Dr. Brown's research focuses on intrauterine growth restriction (IUGR). IUGR increases neonatal morbidity and mortality and also predisposes an individual for long term health problems including diabetes and heart disease. Dr. Brown is interested in how IUGR adversely affects fetal skeletal muscle development. Adults who began life with IUGR have reduced muscle mass, which contributes to their increased risk of developing cardiovascular disease and diabetes. Dr. Brown’s research goal is to define the mechanisms responsible for poor fetal muscle growth and the potential reversibility of these fetal adaptations such that chronic adulthood diseases like diabetes and heart disease might be prevented.
BIRCWH project title: Functional and structural adaptations of fetal skeletal muscle to nutrient and anabolic hormone deficiencies under conditions of placental insufficiency and IUGR
Current research focus: My research goals are to improve muscle growth and body composition of fetuses and neonates affected by intrauterine growth restriction (IUGR). Compelling associations link low birth weight from IUGR and decreased muscle mass to insulin resistance, development of the metabolic syndrome and type 2 diabetes, and risk for cardiovascular events later in life. Thus, my primary research interest is to understand the basic biology of fetal muscle growth, including the physiological, molecular, and cellular mechanisms that link fetal nutrient availability to muscle growth using both animal (sheep) models and human pregnancies. I blend in vivo physiology and molecular/cellular biology techniques to understand how interactions among nutrient and oxygen delivery to the fetus and circulating fetal hormones impact fetal whole-body growth, protein accretion, and skeletal muscle growth. This knowledge will lead the development of innovative strategies to improve fetal growth early in the lifespan.

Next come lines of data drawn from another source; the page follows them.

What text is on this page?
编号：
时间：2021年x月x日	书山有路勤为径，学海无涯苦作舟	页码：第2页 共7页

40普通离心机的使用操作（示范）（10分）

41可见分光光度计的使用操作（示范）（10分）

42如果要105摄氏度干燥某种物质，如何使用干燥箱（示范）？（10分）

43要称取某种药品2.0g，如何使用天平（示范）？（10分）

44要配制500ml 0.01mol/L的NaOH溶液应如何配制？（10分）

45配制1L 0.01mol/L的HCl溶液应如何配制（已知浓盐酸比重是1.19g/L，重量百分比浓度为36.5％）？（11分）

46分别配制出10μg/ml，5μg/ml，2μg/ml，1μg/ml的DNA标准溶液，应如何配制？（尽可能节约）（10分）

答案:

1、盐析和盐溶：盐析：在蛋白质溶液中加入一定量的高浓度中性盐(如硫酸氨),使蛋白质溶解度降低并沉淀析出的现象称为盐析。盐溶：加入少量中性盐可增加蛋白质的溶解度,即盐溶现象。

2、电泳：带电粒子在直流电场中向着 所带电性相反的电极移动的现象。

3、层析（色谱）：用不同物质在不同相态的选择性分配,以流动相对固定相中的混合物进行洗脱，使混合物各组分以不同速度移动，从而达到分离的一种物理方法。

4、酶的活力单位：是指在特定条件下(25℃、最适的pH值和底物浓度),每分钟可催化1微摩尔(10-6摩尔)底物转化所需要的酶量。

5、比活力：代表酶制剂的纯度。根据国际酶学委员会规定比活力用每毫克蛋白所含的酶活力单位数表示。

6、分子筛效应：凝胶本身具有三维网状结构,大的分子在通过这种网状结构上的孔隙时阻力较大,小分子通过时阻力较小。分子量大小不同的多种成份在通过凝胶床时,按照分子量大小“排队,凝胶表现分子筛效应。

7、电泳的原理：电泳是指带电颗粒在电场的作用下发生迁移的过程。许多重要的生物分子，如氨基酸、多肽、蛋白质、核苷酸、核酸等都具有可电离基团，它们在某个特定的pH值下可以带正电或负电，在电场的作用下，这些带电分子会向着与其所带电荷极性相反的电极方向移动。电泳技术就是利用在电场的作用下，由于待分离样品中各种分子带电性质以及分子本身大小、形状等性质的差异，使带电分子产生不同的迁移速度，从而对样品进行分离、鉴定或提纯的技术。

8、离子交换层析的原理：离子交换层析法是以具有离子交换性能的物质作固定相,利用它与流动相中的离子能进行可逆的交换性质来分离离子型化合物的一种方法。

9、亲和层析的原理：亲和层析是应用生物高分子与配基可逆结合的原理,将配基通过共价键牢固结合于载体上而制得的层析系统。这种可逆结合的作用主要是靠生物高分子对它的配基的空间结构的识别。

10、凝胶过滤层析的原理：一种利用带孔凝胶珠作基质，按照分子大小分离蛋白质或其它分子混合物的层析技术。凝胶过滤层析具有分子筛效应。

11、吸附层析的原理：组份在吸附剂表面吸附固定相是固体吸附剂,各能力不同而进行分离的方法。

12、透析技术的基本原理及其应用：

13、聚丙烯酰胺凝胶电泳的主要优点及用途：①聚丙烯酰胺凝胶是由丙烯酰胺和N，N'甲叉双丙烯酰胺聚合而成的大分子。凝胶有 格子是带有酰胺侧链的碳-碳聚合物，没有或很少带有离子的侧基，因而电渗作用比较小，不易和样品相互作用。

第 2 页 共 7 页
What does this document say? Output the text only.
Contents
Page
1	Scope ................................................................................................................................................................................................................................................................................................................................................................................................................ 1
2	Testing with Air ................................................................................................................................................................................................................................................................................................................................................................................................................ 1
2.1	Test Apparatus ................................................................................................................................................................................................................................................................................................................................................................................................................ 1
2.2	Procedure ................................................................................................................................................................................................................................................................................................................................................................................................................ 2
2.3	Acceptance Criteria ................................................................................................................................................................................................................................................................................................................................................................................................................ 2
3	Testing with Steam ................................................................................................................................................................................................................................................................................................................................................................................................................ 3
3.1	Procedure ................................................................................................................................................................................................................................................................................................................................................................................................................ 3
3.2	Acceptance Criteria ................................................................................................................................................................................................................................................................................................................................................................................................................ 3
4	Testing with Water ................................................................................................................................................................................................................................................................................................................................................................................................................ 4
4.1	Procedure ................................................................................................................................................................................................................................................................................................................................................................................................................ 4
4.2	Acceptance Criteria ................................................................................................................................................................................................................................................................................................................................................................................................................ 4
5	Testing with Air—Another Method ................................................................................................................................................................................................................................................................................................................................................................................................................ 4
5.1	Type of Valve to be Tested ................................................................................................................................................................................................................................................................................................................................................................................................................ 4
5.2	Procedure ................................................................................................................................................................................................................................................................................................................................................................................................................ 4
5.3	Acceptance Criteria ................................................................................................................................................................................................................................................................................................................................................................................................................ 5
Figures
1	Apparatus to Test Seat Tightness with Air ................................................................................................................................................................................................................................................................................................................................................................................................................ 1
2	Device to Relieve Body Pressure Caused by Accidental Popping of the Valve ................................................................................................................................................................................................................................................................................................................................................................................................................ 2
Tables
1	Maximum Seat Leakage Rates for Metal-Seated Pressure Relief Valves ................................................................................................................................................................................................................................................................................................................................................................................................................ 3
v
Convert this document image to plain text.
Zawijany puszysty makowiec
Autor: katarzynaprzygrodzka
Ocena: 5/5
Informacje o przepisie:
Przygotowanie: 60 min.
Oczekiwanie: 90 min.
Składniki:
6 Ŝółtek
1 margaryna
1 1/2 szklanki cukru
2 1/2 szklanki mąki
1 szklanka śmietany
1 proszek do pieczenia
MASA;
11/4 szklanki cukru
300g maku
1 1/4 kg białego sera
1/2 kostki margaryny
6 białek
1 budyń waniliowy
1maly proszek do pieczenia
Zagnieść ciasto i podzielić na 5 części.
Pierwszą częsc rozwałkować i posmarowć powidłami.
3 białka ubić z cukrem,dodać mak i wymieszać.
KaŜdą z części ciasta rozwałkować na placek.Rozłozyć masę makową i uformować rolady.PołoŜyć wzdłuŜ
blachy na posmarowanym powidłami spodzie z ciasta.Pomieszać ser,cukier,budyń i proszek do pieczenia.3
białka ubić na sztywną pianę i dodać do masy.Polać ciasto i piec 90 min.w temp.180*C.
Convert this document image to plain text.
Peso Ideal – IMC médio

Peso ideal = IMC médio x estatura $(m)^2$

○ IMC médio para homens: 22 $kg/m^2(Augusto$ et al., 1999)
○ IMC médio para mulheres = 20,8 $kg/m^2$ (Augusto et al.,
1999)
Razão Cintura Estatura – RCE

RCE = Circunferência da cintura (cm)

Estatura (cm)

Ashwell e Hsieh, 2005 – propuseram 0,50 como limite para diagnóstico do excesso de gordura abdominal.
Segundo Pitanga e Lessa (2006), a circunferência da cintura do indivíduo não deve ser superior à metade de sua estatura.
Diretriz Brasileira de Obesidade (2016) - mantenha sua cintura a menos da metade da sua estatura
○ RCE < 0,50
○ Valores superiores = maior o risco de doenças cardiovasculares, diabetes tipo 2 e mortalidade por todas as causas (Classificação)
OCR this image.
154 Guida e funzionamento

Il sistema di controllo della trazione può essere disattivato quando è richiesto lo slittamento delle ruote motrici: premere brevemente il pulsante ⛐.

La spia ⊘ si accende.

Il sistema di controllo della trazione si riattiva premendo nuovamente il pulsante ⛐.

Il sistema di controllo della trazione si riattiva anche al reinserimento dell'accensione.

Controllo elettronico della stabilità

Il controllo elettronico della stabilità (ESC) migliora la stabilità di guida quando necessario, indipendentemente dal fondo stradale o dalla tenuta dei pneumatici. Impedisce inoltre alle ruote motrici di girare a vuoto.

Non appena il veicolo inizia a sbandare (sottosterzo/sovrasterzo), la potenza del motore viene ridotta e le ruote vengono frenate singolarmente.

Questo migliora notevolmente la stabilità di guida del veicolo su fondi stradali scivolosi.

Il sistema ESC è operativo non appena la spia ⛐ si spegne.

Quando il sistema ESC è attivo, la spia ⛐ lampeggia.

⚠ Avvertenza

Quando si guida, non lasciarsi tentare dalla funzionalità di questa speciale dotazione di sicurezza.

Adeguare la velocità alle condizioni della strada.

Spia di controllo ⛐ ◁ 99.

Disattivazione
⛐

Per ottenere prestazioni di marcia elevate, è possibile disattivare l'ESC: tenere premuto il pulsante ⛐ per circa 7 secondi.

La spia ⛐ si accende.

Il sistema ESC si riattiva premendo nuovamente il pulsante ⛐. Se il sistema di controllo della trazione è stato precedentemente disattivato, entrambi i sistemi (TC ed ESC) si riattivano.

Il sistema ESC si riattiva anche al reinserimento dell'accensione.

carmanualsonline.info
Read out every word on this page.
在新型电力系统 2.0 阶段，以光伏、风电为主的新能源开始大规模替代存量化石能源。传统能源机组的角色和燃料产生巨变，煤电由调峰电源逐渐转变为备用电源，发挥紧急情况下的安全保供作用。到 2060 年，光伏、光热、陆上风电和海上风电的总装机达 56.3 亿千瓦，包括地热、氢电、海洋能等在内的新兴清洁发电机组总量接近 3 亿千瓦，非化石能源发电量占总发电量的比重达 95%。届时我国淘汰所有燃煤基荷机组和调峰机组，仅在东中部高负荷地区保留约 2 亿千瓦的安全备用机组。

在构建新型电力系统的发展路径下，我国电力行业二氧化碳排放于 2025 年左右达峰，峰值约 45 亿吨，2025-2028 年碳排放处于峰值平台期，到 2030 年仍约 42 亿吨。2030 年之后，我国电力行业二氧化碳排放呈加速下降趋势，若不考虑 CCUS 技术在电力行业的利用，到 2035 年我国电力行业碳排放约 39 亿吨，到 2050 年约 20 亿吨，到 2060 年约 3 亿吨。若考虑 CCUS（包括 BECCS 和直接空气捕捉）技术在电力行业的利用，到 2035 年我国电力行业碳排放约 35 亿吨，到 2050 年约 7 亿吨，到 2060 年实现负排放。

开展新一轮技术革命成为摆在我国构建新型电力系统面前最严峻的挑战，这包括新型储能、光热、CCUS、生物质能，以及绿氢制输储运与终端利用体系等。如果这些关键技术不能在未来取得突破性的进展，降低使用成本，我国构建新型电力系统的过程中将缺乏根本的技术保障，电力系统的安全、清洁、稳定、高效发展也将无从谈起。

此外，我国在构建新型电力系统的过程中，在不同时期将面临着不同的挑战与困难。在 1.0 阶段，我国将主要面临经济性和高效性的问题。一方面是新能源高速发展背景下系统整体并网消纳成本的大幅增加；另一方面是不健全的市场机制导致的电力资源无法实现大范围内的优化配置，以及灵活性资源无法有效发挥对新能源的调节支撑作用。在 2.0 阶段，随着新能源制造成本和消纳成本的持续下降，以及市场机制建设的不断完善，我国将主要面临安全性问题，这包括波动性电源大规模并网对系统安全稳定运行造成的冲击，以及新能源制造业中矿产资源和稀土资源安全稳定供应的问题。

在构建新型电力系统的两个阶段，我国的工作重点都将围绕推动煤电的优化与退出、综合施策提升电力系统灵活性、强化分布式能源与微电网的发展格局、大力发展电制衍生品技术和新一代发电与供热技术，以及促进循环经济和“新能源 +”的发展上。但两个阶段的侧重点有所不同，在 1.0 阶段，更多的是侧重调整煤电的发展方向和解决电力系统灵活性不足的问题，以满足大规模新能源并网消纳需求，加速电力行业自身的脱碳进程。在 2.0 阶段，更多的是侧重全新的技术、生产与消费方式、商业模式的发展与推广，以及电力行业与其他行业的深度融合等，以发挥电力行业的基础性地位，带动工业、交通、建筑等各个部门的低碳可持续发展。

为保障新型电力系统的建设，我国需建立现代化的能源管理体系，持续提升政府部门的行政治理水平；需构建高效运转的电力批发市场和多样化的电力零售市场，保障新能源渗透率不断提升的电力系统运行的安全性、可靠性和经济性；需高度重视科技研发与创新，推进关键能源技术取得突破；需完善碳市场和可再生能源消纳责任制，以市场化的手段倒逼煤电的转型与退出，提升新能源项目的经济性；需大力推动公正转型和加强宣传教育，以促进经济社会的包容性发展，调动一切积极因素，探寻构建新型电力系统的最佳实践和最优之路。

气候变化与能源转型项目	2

How Dr. Brown became interested in this work: I became interested in studying fetal metabolism because it is an understudied area, yet growth problems in the developing fetus have grave consequences for lifelong metabolic health. I am a neonatologist, and one of the most important things we do every day in our practice is to ensure optimal growth of a neonate who is in the NICU for a variety of medical and/or surgical reasons. I am very interested in optimizing nutritional practices as well as methods to assess "balanced" growth of a neonate, such that the lean mass/muscle mass is growing at the same rate as adipose tissue.
Clinical significance of this research: Current nutritional practices in the NICU favor adipose growth over lean mass/muscle growth, in part because the number of skeletal muscle fibers is set at birth, thus limiting postnatal growth to hypertrophic growth of the myofiber. My work allows me to bring together the basic science research to understand the physiological processes for how the skeletal muscle of a fetus grows in the womb during adverse pregnancy conditions (placental insufficiency, overnutrition from the placenta, hypoxia) in order to optimize clinical nutritional practices to provide balanced growth of the neonate.
Relevance of this work to women's health or sex/gender differences: Up to 10% of pregnancies are affected by intrauterine growth restriction. Women's health issues such as diabetes, obesity, and hypertension can all contribute to the risk of an IUGR pregnancy, and often the reason for an IUGR pregnancy is idiopathic (not known). The consequences of an IUGR pregnancy affect both the pregnant mother as well as the child born after IUGR, in terms of longer term metabolic disease risk. If the child born after IUGR is female, the transgenerational cycle can continue.